C11 is where the definition changes to use max_align_t.

https://en.cppreference.com/w/c/types/max_align_t

[Bug target/94158] Expanded strlen causes out-of-bounds read on AMD64 target

[jakub at gcc dot gnu.org]

https://gcc.gnu.org/bugzilla/show_bug.cgi?id=94158

--- Comment #6 from Jakub Jelinek <jakub at gcc dot gnu.org> ---
GCC assumes pointers returned by malloc are at least MALLOC_ABI_ALIGNMENT bytes
aligned.  That is because:
"The pointer returned if the allocation succeeds is suitably aligned so that it
may be assigned to a pointer to any type of object and then used to access such
an object or an array of such objects in the space allocated (until the space
is explicitly deallocated)."
glibc normally guarantees 2 * sizeof (void *) alignment, GCC by default assumes
just a wordsize alignment.
So, if your malloc replacement doesn't provide such alignment, it is incorrect.
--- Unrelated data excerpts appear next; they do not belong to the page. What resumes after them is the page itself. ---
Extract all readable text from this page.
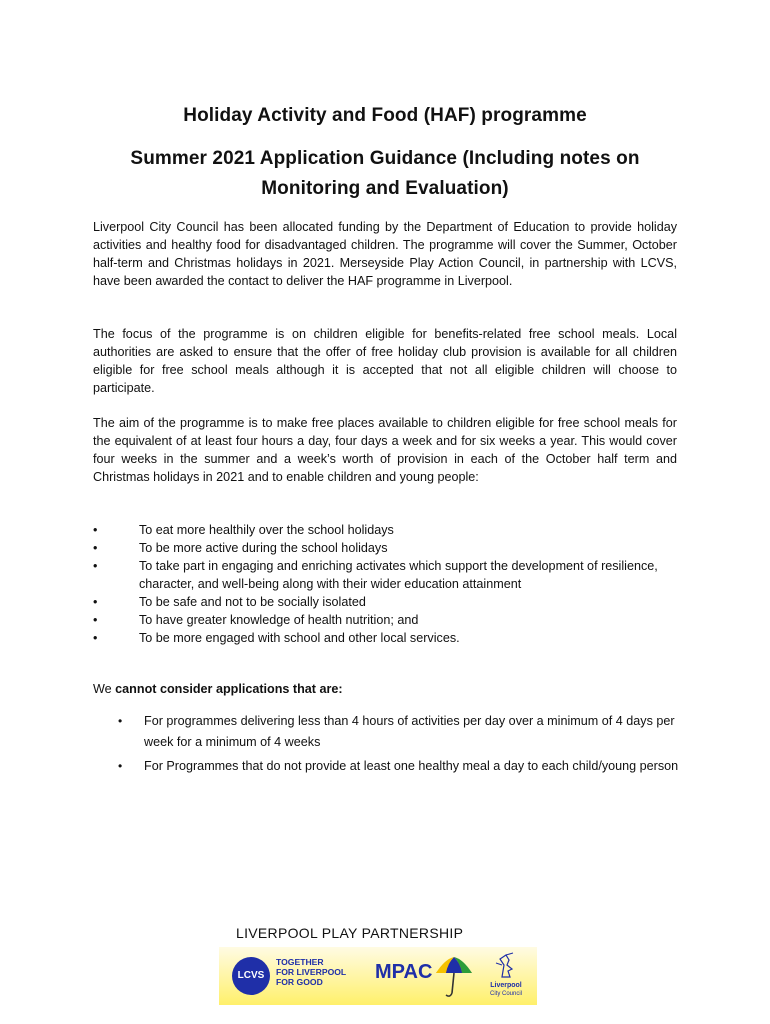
Holiday Activity and Food (HAF) programme
Summer 2021 Application Guidance (Including notes on
Monitoring and Evaluation)
Liverpool City Council has been allocated funding by the Department of Education to provide holiday activities and healthy food for disadvantaged children. The programme will cover the Summer, October half-term and Christmas holidays in 2021. Merseyside Play Action Council, in partnership with LCVS, have been awarded the contact to deliver the HAF programme in Liverpool.
The focus of the programme is on children eligible for benefits-related free school meals. Local authorities are asked to ensure that the offer of free holiday club provision is available for all children eligible for free school meals although it is accepted that not all eligible children will choose to participate.
The aim of the programme is to make free places available to children eligible for free school meals for the equivalent of at least four hours a day, four days a week and for six weeks a year. This would cover four weeks in the summer and a week’s worth of provision in each of the October half term and Christmas holidays in 2021 and to enable children and young people:
•	To eat more healthily over the school holidays
•	To be more active during the school holidays
•	To take part in engaging and enriching activates which support the development of resilience, character, and well-being along with their wider education attainment
•	To be safe and not to be socially isolated
•	To have greater knowledge of health nutrition; and
•	To be more engaged with school and other local services.
We cannot consider applications that are:
• For programmes delivering less than 4 hours of activities per day over a minimum of 4 days per week for a minimum of 4 weeks
• For Programmes that do not provide at least one healthy meal a day to each child/young person
LIVERPOOL PLAY PARTNERSHIP
LCVS
TOGETHER
FOR LIVERPOOL
FOR GOOD	MPAC
Liverpool
City Council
[Bug target/94158] Expanded strlen causes out-of-bounds read on AMD64 target

[parker@cyber-itl.org]

https://gcc.gnu.org/bugzilla/show_bug.cgi?id=94158

--- Comment #7 from Parker Thompson <parker@cyber-itl.org> ---
(In reply to Jakub Jelinek from comment #6)
> GCC assumes pointers returned by malloc are at least MALLOC_ABI_ALIGNMENT
> bytes aligned.  That is because:
> "The pointer returned if the allocation succeeds is suitably aligned so that
> it may be assigned to a pointer to any type of object and then used to
> access such an object or an array of such objects in the space allocated
> (until the space is explicitly deallocated)."
> glibc normally guarantees 2 * sizeof (void *) alignment, GCC by default
> assumes just a wordsize alignment.
> So, if your malloc replacement doesn't provide such alignment, it is
> incorrect.

Ahhh I see, I apologize for my misunderstanding.